George W. Bush, left wearing an Al Gore mask, and Jay Leno, right wearing a Bush mask, clown it up on the "Tonight Show" Monday. (AP)

Bush pokes fun at himself, Gore with Leno

By Tom Raum, Associated Press, 10/30/00

BURBANK, Calif. -- George W. Bush and comedian Jay Leno both poked fun Monday at the Texas governor's tendency to fracture syntax and mispronounce words. And the Republican presidential candidate even donned an Al Gore Halloween mask for added laughs.

NBC's "The Tonight Show" opened with a sequence in which the show's host was about to light a candle in a big Halloween jack-o-lantern.

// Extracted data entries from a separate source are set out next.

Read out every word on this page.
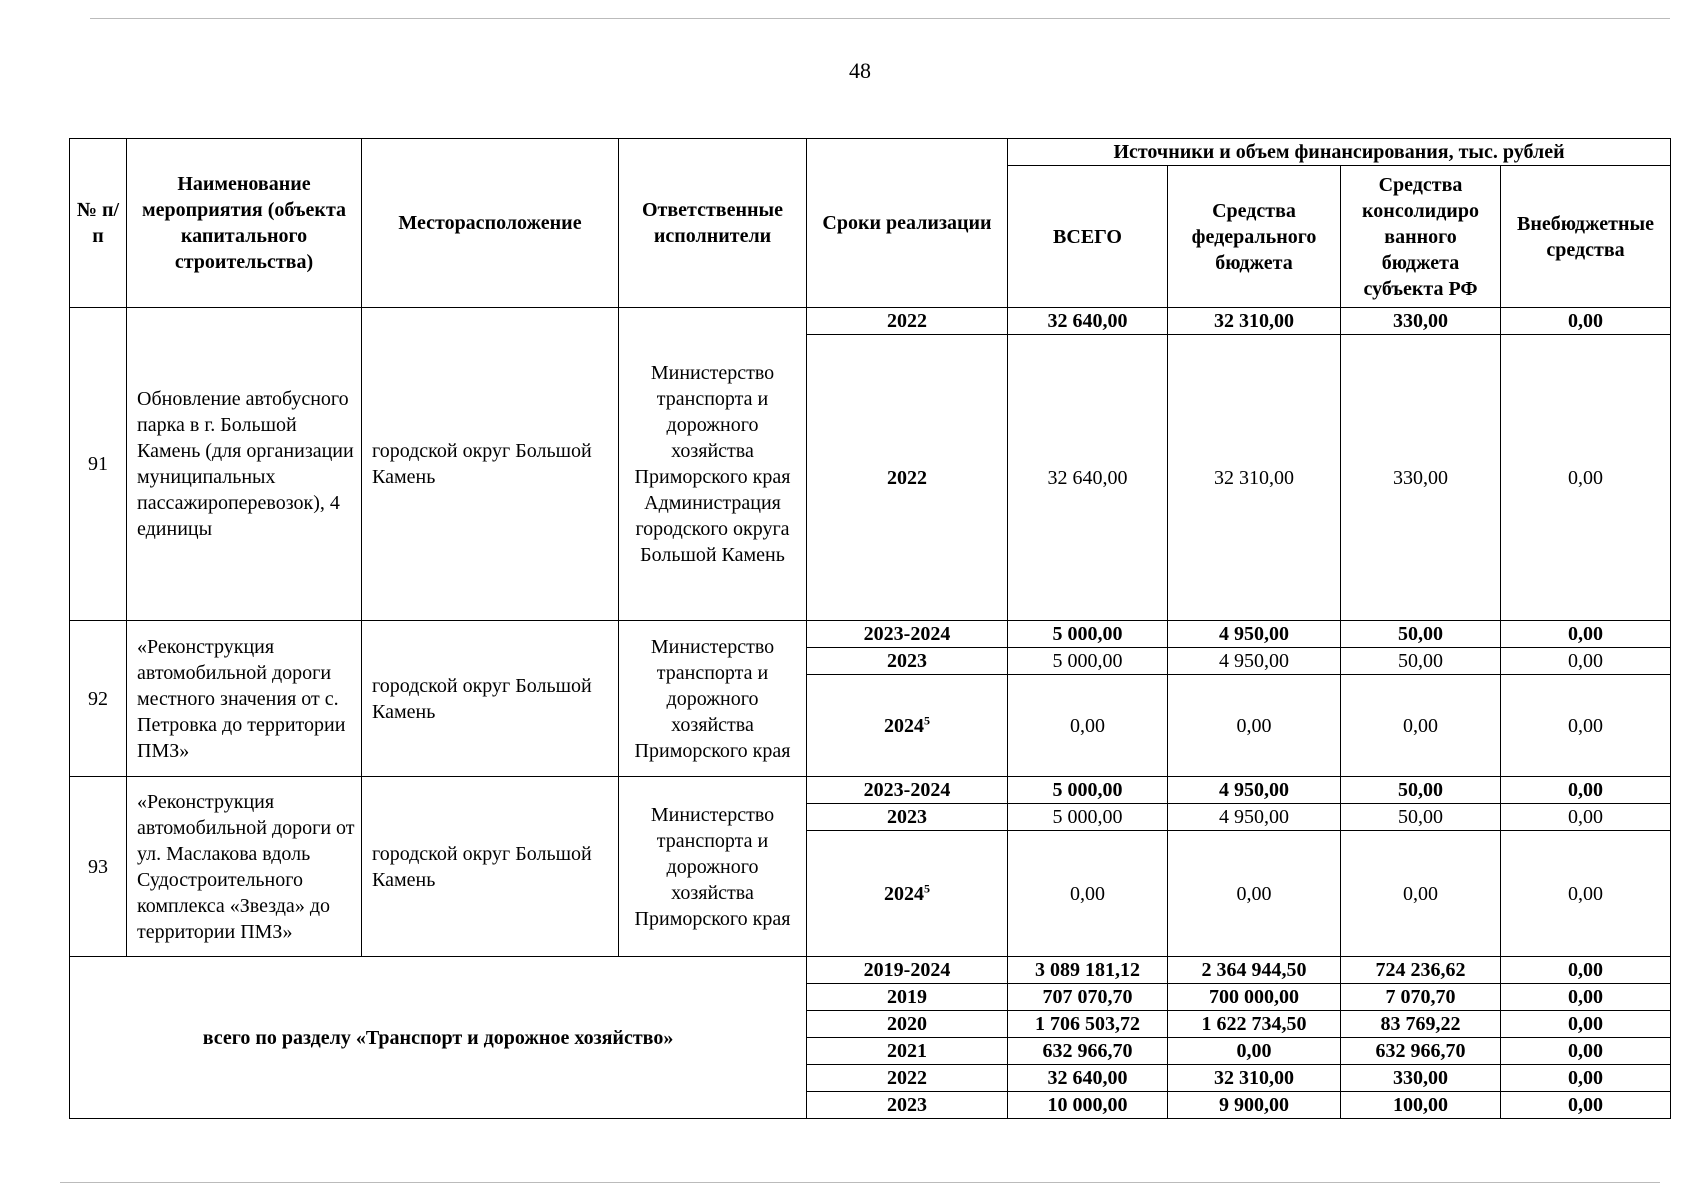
48
№ п/п	Наименование мероприятия (объекта капитального строительства)	Месторасположение	Ответственные исполнители	Сроки реализации	Источники и объем финансирования, тыс. рублей			
					ВСЕГО	Средства федерального бюджета	Средства консолидиро ванного бюджета субъекта РФ	Внебюджетные средства
91	Обновление автобусного парка в г. Большой Камень (для организации муниципальных пассажироперевозок), 4 единицы	городской округ Большой Камень	Министерство транспорта и дорожного хозяйства Приморского края Администрация городского округа Большой Камень	2022	32 640,00	32 310,00	330,00	0,00
				2022	32 640,00	32 310,00	330,00	0,00
92	«Реконструкция автомобильной дороги местного значения от с. Петровка до территории ПМЗ»	городской округ Большой Камень	Министерство транспорта и дорожного хозяйства Приморского края	2023-2024	5 000,00	4 950,00	50,00	0,00
				2023	5 000,00	4 950,00	50,00	0,00
				2024$^5$	0,00	0,00	0,00	0,00
93	«Реконструкция автомобильной дороги от ул. Маслакова вдоль Судостроительного комплекса «Звезда» до территории ПМЗ»	городской округ Большой Камень	Министерство транспорта и дорожного хозяйства Приморского края	2023-2024	5 000,00	4 950,00	50,00	0,00
				2023	5 000,00	4 950,00	50,00	0,00
				2024$^5$	0,00	0,00	0,00	0,00
всего по разделу «Транспорт и дорожное хозяйство»				2019-2024	3 089 181,12	2 364 944,50	724 236,62	0,00
				2019	707 070,70	700 000,00	7 070,70	0,00
				2020	1 706 503,72	1 622 734,50	83 769,22	0,00
				2021	632 966,70	0,00	632 966,70	0,00
				2022	32 640,00	32 310,00	330,00	0,00
				2023	10 000,00	9 900,00	100,00	0,00
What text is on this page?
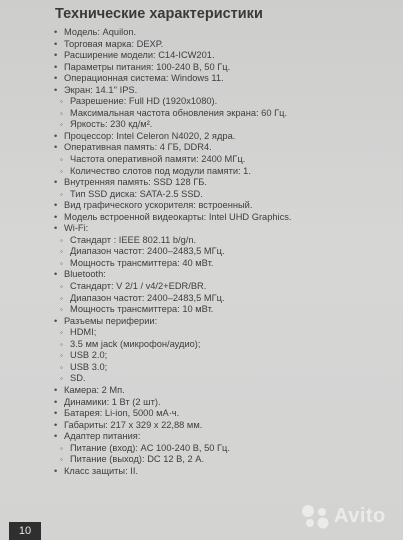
Технические характеристики
• Модель: Aquilon.
• Торговая марка: DEXP.
• Расширение модели: C14-ICW201.
• Параметры питания: 100-240 В, 50 Гц.
• Операционная система: Windows 11.
• Экран: 14.1'' IPS.
◦ Разрешение: Full HD (1920x1080).
◦ Максимальная частота обновления экрана: 60 Гц.
◦ Яркость: 230 кд/м².
• Процессор: Intel Celeron N4020, 2 ядра.
• Оперативная память: 4 ГБ, DDR4.
◦ Частота оперативной памяти: 2400 МГц.
◦ Количество слотов под модули памяти: 1.
• Внутренняя память: SSD 128 ГБ.
◦ Тип SSD диска: SATA-2.5 SSD.
• Вид графического ускорителя: встроенный.
• Модель встроенной видеокарты: Intel UHD Graphics.
• Wi-Fi:
◦ Стандарт : IEEE 802.11 b/g/n.
◦ Диапазон частот: 2400–2483,5 МГц.
◦ Мощность трансмиттера: 40 мВт.
• Bluetooth:
◦ Стандарт: V 2/1 / v4/2+EDR/BR.
◦ Диапазон частот: 2400–2483,5 МГц.
◦ Мощность трансмиттера: 10 мВт.
• Разъемы периферии:
◦ HDMI;
◦ 3.5 мм jack (микрофон/аудио);
◦ USB 2.0;
◦ USB 3.0;
◦ SD.
• Камера: 2 Мп.
• Динамики: 1 Вт (2 шт).
• Батарея: Li-ion, 5000 мА·ч.
• Габариты: 217 x 329 x 22,88 мм.
• Адаптер питания:
◦ Питание (вход): AC 100-240 В, 50 Гц.
◦ Питание (выход): DC 12 В, 2 А.
• Класс защиты: II.
10
Avito
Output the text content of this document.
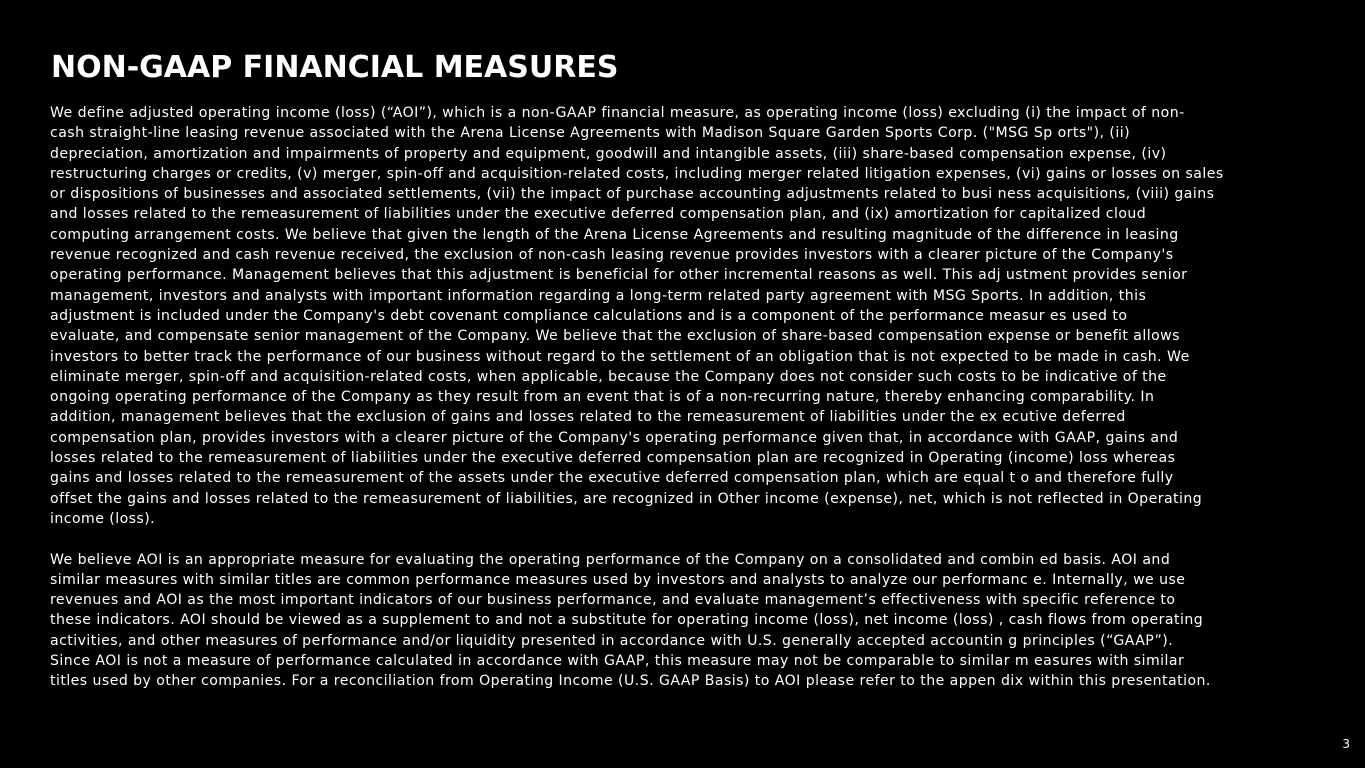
NON-GAAP FINANCIAL MEASURES

We define adjusted operating income (loss) (“AOI”), which is a non-GAAP financial measure, as operating income (loss) excluding (i) the impact of non-
cash straight-line leasing revenue associated with the Arena License Agreements with Madison Square Garden Sports Corp. ("MSG Sp orts"), (ii)
depreciation, amortization and impairments of property and equipment, goodwill and intangible assets, (iii) share-based compensation expense, (iv)
restructuring charges or credits, (v) merger, spin-off and acquisition-related costs, including merger related litigation expenses, (vi) gains or losses on sales
or dispositions of businesses and associated settlements, (vii) the impact of purchase accounting adjustments related to busi ness acquisitions, (viii) gains
and losses related to the remeasurement of liabilities under the executive deferred compensation plan, and (ix) amortization for capitalized cloud
computing arrangement costs. We believe that given the length of the Arena License Agreements and resulting magnitude of the difference in leasing
revenue recognized and cash revenue received, the exclusion of non-cash leasing revenue provides investors with a clearer picture of the Company's
operating performance. Management believes that this adjustment is beneficial for other incremental reasons as well. This adj ustment provides senior
management, investors and analysts with important information regarding a long-term related party agreement with MSG Sports. In addition, this
adjustment is included under the Company's debt covenant compliance calculations and is a component of the performance measur es used to
evaluate, and compensate senior management of the Company. We believe that the exclusion of share-based compensation expense or benefit allows
investors to better track the performance of our business without regard to the settlement of an obligation that is not expected to be made in cash. We
eliminate merger, spin-off and acquisition-related costs, when applicable, because the Company does not consider such costs to be indicative of the
ongoing operating performance of the Company as they result from an event that is of a non-recurring nature, thereby enhancing comparability. In
addition, management believes that the exclusion of gains and losses related to the remeasurement of liabilities under the ex ecutive deferred
compensation plan, provides investors with a clearer picture of the Company's operating performance given that, in accordance with GAAP, gains and
losses related to the remeasurement of liabilities under the executive deferred compensation plan are recognized in Operating (income) loss whereas
gains and losses related to the remeasurement of the assets under the executive deferred compensation plan, which are equal t o and therefore fully
offset the gains and losses related to the remeasurement of liabilities, are recognized in Other income (expense), net, which is not reflected in Operating
income (loss).

We believe AOI is an appropriate measure for evaluating the operating performance of the Company on a consolidated and combin ed basis. AOI and
similar measures with similar titles are common performance measures used by investors and analysts to analyze our performanc e. Internally, we use
revenues and AOI as the most important indicators of our business performance, and evaluate management’s effectiveness with specific reference to
these indicators. AOI should be viewed as a supplement to and not a substitute for operating income (loss), net income (loss) , cash flows from operating
activities, and other measures of performance and/or liquidity presented in accordance with U.S. generally accepted accountin g principles (“GAAP”).
Since AOI is not a measure of performance calculated in accordance with GAAP, this measure may not be comparable to similar m easures with similar
titles used by other companies. For a reconciliation from Operating Income (U.S. GAAP Basis) to AOI please refer to the appen dix within this presentation.

3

"You can't do that," Bush said, saying the material was highly "flammabbabble."

"I think the word you want, governor, is flammable," Leno corrected.

Bush stubbornly stuck with his mispronunciation and pointed to a mock sign on the studio wall that read: "Warning: Highly Flammabbabble."

"You know, sometimes my mind gets ahead of my words, if you know what I mean," Bush told Leno later.

Bush also brought along a prop in the tradition of Leno's feature in which he reads funny newspaper headlines and wedding announcements.

"I got a little headline of my own here," Bush said, displaying a pretend copy of next week's Nov. 8 edition of the Los Angeles Times. The banner headline read: "BUSH WINS."

At one point, Leno, noting that Halloween is Tuesday, reached beneath his desk and put on a Bush mask.

"That's scary, but this is more scary," Bush said, donning a Gore mask.

At another point, Leno asked what Bush's mother, former first lady Barbara Bush, would say was the most embarrassing incident that occurred while he was growing up.

Bush deflected the question, but offered up a story about brother, Marvin.

"Marvin urinated in the steam iron," he said.

Asked about an Esquire magazine article in which President Clinton says Republicans should apologize for the impeachment trial, Bush said, "I think we ought to just move on," suggesting people were getting tired of hearing about it.

He said he didn't think Clinton would necessary help Gore by campaigning because he said people will make up their own minds.

On charges by Democrats that he isn't ready to be president, Bush said, "the more time you spend in Washington, the less qualified you are."

He said such criticism also was leveled at former California governor and two-term president Ronald Reagan.

He also conceded the race was tight in Florida, even though another younger brother, Jeb, is governor.

"He recognizes that Thanksgiving might be a little chilly if things don't go well," Bush cracked.

Bush appeared on the show during a two-day West Coast campaign swing. It was the latest in a series of appearances both candidates have made on nationally televised entertainment programs.

Gore is set to appear on the same program Tuesday night.

Before taping the show, Leno visited the adjacent studio being used as work space by reporters traveling with Bush.

"Don't be too hard on us, remember we're a talk show," he told the assembled news media.